Data Science Centre Member Spotlight: Leon van Wissen

4 April 2023

The Spotlight introduces a different Data Science Centre Affiliate Member every month. This month: Leon van Wissen, Data Engineer at the Faculty of Humanities, University of Amsterdam. Leon is also a member of the CREATE Lab, which offers digital research support services for researchers in the faculty.

How do you apply data science to your projects?

My background in Dutch literature and computational linguistics helps me to extract, organise, and analyse large amounts of information from Dutch cultural heritage sources, and allows me to bridge the gap between 'traditional' humanities research and data science.

Is there a project from this past year that you are most proud of?

I am currently part of the GLOBALISE project, which started last year. The project's main objective is to open up the Dutch East Indies' (VOC) archives with the help of computer vision, natural language processing, and knowledge engineering techniques.

When completed, this project will be an invaluable resource for scholars and anyone interested in the history of the VOC. Not only will it enhance the discoverability of people, places, and other entities in the archives, but it will also facilitate a more data-driven approach to studying these in their context. Given the current debates around contested history and decolonisation initiatives, this project is particularly timely.

What do you like most about being a DSC member?

The methods we use to extract, structure, and analyse data remain largely the same regardless of the material you work with. Being part of a community that can offer assistance when encountering methodological roadblocks or discovering new ways to handle data is useful, as well as the DSC's events and workshops.

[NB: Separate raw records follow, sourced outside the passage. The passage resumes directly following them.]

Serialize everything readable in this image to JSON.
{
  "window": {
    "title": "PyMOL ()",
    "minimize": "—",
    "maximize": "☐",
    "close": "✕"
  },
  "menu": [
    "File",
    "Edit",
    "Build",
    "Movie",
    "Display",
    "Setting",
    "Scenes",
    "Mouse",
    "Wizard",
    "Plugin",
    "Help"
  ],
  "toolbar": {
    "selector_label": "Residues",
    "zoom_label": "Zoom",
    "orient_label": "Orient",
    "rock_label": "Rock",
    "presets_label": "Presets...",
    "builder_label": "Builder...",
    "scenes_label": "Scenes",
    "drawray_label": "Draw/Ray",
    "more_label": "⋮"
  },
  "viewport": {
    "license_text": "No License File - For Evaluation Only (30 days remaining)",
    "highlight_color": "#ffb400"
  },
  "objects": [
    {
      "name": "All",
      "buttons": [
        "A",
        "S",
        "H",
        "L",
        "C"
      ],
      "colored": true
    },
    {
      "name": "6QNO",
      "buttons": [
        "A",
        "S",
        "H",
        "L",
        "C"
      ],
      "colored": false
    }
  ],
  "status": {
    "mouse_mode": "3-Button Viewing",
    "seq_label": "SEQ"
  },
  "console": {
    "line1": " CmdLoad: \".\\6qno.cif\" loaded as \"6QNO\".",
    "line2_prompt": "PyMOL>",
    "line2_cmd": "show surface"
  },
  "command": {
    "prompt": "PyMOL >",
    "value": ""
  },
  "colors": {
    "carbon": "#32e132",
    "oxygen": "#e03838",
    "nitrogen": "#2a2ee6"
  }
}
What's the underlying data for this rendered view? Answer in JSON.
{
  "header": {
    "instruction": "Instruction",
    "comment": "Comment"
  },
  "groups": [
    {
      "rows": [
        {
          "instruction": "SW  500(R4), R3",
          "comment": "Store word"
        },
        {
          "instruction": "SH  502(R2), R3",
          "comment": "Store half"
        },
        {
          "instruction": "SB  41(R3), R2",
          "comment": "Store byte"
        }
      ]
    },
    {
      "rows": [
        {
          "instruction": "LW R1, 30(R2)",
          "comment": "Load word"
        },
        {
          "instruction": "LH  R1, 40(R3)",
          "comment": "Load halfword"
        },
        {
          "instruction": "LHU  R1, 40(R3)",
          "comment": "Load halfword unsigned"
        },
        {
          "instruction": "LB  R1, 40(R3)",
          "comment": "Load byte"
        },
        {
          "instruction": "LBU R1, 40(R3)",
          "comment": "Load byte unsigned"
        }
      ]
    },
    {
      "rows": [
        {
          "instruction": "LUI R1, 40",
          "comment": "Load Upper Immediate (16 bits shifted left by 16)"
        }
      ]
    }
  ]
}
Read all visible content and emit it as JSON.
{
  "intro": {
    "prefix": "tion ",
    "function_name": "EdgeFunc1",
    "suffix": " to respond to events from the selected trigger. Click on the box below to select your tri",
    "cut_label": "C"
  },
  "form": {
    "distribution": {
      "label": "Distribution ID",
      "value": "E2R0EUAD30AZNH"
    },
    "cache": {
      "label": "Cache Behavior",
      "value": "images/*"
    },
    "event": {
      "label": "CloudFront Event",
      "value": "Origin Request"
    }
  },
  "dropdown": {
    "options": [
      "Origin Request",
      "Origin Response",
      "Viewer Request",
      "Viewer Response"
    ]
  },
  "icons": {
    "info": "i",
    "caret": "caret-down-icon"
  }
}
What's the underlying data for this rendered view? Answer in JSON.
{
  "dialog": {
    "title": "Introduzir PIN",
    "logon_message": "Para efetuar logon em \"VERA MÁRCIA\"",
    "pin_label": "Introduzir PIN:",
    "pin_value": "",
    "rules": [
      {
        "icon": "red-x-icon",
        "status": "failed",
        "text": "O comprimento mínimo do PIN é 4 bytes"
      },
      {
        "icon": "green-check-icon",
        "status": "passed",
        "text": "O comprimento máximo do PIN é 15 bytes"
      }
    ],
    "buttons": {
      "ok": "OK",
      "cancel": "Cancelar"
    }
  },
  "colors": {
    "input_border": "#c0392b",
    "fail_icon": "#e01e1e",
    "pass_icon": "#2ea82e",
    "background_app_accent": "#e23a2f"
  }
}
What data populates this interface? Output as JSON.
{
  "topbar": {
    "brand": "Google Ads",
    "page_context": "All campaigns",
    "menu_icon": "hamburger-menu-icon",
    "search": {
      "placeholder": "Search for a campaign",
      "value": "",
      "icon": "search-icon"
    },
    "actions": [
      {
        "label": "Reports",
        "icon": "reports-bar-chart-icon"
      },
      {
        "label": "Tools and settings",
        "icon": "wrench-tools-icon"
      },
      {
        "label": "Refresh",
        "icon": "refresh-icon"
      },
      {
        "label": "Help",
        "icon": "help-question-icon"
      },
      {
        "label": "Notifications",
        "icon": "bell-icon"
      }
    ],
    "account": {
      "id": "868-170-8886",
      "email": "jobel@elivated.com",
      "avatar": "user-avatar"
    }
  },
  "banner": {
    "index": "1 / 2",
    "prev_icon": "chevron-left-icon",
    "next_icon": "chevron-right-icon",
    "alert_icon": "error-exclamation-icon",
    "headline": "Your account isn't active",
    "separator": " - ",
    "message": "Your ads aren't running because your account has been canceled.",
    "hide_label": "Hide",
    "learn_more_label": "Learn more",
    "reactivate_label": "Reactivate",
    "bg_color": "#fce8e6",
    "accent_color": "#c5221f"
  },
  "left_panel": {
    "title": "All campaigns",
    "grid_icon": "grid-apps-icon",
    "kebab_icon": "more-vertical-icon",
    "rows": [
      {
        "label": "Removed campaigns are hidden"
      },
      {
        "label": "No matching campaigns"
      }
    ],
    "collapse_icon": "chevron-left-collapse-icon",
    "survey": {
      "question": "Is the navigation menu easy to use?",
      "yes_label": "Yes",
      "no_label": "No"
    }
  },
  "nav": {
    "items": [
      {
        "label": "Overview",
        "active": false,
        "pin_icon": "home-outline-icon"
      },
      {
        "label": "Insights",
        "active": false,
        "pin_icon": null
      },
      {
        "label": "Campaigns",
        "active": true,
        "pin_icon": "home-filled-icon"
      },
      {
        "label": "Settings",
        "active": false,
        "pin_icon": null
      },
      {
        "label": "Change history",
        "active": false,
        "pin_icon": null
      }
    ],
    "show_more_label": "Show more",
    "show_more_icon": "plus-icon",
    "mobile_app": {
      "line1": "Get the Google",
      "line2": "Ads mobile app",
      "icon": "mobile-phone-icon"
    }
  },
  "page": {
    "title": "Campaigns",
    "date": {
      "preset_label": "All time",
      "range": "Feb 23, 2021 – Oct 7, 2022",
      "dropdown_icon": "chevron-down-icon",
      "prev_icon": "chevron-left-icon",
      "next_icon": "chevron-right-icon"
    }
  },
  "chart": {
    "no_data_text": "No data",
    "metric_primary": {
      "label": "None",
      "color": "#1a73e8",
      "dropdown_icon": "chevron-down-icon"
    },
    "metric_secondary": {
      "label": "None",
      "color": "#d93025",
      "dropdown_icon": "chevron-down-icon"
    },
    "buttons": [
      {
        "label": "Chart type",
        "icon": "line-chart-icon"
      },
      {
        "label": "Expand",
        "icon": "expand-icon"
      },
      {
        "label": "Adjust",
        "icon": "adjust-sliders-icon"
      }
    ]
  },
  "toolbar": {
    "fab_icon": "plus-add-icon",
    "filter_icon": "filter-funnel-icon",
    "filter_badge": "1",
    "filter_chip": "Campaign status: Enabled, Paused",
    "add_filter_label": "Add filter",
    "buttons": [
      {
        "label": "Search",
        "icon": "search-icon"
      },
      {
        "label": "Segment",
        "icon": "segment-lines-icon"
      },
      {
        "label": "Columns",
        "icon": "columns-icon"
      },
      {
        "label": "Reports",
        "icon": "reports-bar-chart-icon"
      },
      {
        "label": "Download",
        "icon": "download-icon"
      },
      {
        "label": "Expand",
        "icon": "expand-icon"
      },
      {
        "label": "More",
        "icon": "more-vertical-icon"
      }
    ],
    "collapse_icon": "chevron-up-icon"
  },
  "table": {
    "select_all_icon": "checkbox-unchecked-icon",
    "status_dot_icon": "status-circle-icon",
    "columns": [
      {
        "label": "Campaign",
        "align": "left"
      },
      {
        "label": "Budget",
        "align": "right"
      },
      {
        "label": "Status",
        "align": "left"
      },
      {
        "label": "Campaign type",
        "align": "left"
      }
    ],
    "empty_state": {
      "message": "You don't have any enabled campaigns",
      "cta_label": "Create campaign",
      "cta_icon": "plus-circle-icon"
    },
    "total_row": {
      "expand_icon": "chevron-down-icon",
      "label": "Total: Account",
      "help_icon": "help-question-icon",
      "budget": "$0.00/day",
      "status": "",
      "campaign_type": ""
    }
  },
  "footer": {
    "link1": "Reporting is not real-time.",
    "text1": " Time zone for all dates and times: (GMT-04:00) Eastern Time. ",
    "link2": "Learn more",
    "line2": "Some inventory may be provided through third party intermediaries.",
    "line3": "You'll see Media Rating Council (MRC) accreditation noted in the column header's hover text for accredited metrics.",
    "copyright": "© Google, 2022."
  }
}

To give an example, I recall the keynote presentation given by Anne Beaulieu at the Data Science Day 2022 on 'interfaces', which helped me to think beyond developing traditional data browsers, but to look for more creative and meaningful solutions for end-users.

What is your favourite data science method?

As someone who primarily works with textual sources, I rely heavily on Natural Language Processing (NLP) techniques. However, this can be more challenging when dealing with materials from the 17th-19th century due to digitisation errors like OCR/HTR mistakes or inconsistencies in orthography. Nevertheless, I get excited when I can link my findings to a knowledge base, contribute to one, or can make my data available for others in another way.

Are you camp Python/R/or something else?

Definitely Python, as I get the creeps from R's syntax. I also think that Python gives you a much more elegant way of programming, which helps in readability and its adoption in the (Digital) Humanities. Recently, though, I started to revalue building web applications when I discovered Svelte and Typescript. Trying more in Go and Julia is on my wish-list.